5 Recipes for Sweet Success in the Cannabis Candy Market

Cannabis-infused candy is a booming category. It’s also ultra-competitive.

The cannabis-infused candy marketplace is one of the most competitive in the cannabis industry. While, flower, the industry’s leading product, demands relatively little in terms of product development, ingredient sourcing, testing, branding, and packaging, edibles require extensive savvy with all of the above and more. For this reason, the most successful brands have teams of skilled professionals behind them.

The competition was negligible when adult-use sales first began in Colorado in 2014, but more serious competition is mounting–and for good reason. According to ongoing research conducted by BDS Analytics, between January and May of 2018, dispensaries in California, Oregon, and Colorado sold $280 million worth of cannabis-infused cookies, candies, beverages, and other edibles, representing 16 percent of the period’s $1.75 billion in cannabis sales. Here is a closer look at five things you need to know about the cannabis-infused candy business.

1. Know your category.

The edibles category contains everything from pills, brownies and tea to tinctures and crackers. No brands dabble in all of edibles’ myriad styles and the best brands focus on at most a few categories. Often, leading brands play in just one cannabis sandbox.

Candy is the leading category of cannabis-infused edibles in all states with legal adult-use cannabis sales. Candy includes a range of different edibles styles, including gummies — the No. 1 edibles product in all states — hard candies, taffy, mints, gum, caramels and more. Candy represents 44 percent of all edibles sales in California, Oregon, and Colorado between January and May of 2018, with $123 million in sales. During that period, California dispensaries alone sold $53 million worth of candy. This is a booming market, and significant growth is expected.

Much will change, however. Sophisticated teams from mainstream industries are increasingly entering the cannabis industry, bringing with them immense consumer-marketing and food technology experience along with committed investors. In addition, rules surrounding CBD–a non-psychoactive part of the cannabis plant that is experiencing spiked consumer demand–are in flux. Be prepared for innovation beyond straightforward gummies and taffy. Study the market with intense scrutiny before launching that new brand of Blue Dream Bubblegum.

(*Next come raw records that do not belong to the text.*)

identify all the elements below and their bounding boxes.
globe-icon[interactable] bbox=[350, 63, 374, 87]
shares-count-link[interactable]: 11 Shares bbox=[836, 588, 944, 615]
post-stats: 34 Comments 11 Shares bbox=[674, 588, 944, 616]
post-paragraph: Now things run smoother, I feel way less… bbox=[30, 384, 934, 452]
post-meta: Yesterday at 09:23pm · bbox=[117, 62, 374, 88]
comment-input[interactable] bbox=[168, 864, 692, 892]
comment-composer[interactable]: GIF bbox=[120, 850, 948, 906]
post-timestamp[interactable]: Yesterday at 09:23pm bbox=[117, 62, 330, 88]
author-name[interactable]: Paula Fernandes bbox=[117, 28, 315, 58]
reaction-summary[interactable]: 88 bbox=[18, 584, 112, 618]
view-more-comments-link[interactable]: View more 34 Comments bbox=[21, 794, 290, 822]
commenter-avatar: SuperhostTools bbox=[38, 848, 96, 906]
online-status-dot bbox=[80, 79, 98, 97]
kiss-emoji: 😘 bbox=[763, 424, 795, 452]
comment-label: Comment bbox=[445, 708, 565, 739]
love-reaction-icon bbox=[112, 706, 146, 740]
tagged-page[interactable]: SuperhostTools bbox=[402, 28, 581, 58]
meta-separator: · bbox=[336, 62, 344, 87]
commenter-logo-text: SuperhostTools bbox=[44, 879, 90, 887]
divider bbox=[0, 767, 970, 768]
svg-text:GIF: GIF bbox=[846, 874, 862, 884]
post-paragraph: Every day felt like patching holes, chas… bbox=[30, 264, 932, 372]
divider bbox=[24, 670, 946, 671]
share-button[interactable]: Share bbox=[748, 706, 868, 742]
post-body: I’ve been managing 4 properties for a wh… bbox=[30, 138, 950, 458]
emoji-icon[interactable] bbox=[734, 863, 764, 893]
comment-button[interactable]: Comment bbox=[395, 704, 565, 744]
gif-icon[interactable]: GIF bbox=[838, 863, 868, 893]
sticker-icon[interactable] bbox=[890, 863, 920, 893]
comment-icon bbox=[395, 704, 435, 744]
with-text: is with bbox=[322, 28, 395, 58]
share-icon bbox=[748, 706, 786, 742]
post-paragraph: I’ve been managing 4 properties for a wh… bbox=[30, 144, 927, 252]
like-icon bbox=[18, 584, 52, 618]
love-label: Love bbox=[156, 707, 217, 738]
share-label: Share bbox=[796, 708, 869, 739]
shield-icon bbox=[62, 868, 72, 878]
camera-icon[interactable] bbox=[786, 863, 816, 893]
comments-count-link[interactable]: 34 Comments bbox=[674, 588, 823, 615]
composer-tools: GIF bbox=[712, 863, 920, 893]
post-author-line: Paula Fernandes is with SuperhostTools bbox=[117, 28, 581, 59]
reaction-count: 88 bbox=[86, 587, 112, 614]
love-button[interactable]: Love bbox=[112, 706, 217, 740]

2. Focus one one category.

Once you have the licensing, the facility and the team in place, and you have achieved success with your new brand of taffy, it can be tempting to hatch entirely new products in different categories. Resist! The leading brands in the edibles industry are exceptionally strong in just one category, such as gummies, and they may have just a few products in the category. They don’t start crafting mints just months after they launch gummies. Keep a laser-focus on gummies and pay close attention to what other gummy brands are doing – in your state and in others. Best practices win the day, and those who pay close attention to the competitive landscape have the best chance for commercial success.

3. Stay local, local, local.

Your year-old tea brand is crushing it in Oregon and you decide it’s time to swoop into the California market. Take a step back, a deep breath and a few sips of that tea. Look, the executive leadership of a leading mainstream tea brand in Oregon just left the company and they are entering the cannabis industry. Look, California already has three tea brands, all of which are backed by significant investments from people in Silicon Valley. Look, the product managers at a few of your most important dispensary accounts in Oregon just left. Will the new managers decide to keep your tea? Before deciding to make the leap, make sure your backyard is thriving and understand the risks in other markets. At the same time, pay attention to big players in those other states. While you examine their markets for opportunities, they are studying yours, too.

4. Remember that quality and consistency are paramount.

Cannabis consumers are picky. If they try your product and the experiences vary or the effect they are trying to achieve never occurs, they won’t buy your product again. Our Consumer Insights Division found that 43 percent of California’s past-six-month Consumers agree that manufacturers need to do a better job of making product dosages reliably consistent from serving-to-serving. That’s a significant chunk of the consumer market worried about dosing. Before your product lands on its first dispensary shelf, make sure it has been tested extensively. The best branding and marketing in the world will never surmount an unreliable product. Once-leading brands have fallen fast due to problems with quality and consistency.

5. Know your target customer.

Consumer research is an investment, not an expense. This is a rapidly evolving market where products that rule the market one day, fall behind the next. Chocolate bars led all edibles sales in Colorado for several years until gummies took over. In Colorado, the percentage of the public consuming cannabis grew from 25 percent to 35 percent in just the past year, according to BDS Analytics’ recent report Public Attitudes and Actions Toward Cannabis in Colorado. As more and more businesses enter the market, the face of the Consumer is changing and looking more like the general population in their region. Reach beyond demographics to define the motivations, needs, and benefits potential consumers seek. Always begin with consumers–they will determine your success.